According to new estimates released by the U.S. Bureau of Economic Analysis (BEA), personal income increased in 2,787 U.S. counties, decreased in 318, and remained the same in 8 in 2017. Personal income increased 4.5% in metropolitan areas, and only 3.2% in non-metro areas, ranging from 41.4% decrease in Slope County, North Dakota, to a 23.7% increase in Crosby County, Texas. Per capita personal income, which is found by dividing total personal income by population in a given area, is useful in comparing personal income levels across counties.
As defined by BEA, “personal income” is the income received by, or on behalf of, all persons from all sources. This includes traditional wage and salary income, income from home or business ownership, as well as income derived from financial assets, and government or business transfer receipts. Personal income also includes international income alongside income from domestic sources. These estimates were calculated based on midyear population estimates from the U.S. Census Bureau.
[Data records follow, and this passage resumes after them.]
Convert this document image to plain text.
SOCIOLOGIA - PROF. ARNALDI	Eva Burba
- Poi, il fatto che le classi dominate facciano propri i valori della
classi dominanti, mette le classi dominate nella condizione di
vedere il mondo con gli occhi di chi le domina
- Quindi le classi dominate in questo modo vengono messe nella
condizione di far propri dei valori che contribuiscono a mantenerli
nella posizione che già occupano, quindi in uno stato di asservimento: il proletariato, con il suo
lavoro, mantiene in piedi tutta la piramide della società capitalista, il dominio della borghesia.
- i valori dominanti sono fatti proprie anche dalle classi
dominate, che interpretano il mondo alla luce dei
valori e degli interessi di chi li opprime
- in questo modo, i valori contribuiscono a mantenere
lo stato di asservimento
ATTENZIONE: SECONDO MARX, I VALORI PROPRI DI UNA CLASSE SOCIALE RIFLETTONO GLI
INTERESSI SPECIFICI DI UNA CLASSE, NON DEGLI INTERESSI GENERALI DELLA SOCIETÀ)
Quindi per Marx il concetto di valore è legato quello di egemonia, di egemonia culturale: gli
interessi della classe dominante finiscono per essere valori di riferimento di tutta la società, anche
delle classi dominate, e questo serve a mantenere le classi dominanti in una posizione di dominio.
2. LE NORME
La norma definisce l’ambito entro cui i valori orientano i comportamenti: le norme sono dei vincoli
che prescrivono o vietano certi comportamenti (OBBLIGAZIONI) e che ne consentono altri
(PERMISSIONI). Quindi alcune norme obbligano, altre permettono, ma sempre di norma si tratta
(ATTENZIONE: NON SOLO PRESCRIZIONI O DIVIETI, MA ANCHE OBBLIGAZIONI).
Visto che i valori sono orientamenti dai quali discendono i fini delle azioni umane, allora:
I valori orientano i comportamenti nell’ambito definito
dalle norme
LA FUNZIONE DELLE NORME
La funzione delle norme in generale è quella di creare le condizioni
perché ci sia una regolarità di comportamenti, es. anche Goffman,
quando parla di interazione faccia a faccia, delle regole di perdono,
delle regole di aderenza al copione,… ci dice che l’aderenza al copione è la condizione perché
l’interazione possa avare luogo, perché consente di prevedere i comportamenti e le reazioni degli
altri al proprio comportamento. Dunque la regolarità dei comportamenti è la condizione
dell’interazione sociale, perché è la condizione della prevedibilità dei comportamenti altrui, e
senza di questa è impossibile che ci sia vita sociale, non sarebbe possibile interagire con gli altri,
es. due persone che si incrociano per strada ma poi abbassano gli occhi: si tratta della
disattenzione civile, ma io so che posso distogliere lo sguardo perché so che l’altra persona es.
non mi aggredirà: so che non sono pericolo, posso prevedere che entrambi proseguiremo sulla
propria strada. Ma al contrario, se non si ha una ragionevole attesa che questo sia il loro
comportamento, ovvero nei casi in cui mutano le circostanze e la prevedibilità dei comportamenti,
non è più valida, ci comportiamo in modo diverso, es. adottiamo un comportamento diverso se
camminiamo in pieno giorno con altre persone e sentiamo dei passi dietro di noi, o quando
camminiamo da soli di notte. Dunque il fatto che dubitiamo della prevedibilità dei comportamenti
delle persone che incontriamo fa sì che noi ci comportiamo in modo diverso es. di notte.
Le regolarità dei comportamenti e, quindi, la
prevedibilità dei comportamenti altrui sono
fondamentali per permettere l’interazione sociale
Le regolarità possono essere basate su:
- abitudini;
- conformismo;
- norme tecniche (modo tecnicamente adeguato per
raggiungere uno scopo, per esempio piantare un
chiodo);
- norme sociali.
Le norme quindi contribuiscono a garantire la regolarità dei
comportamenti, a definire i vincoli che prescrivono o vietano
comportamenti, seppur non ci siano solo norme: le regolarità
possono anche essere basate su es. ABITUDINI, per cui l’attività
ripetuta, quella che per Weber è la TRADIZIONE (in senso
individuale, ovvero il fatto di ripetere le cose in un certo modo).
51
Dollar estimates are reported in 2017 dollars and are not adjusted for inflation.
Ziebach County had the lowest per capita personal income in 2017, with $20,764. Turner, Hand, and Grant Counties saw the largest decreases in personal income between 2016 and 2017, with a 13.2% drop in Turner County, a 10.4% decrease in Hand County, and an 8.4% loss in Grant County.
Neighboring North Dakota had a per capita personal income of 52,269 in 2017, which was down 0.7% from 2016. Other neighbors saw growth in per capita personal income, like Wyoming, which saw a 3.4% increase from 2016 to 2017 and a 2017 per capita personal income of $57,346, or Minnesota, which saw a 3.1% increase and a per capita personal income of $54,359 during the same time period.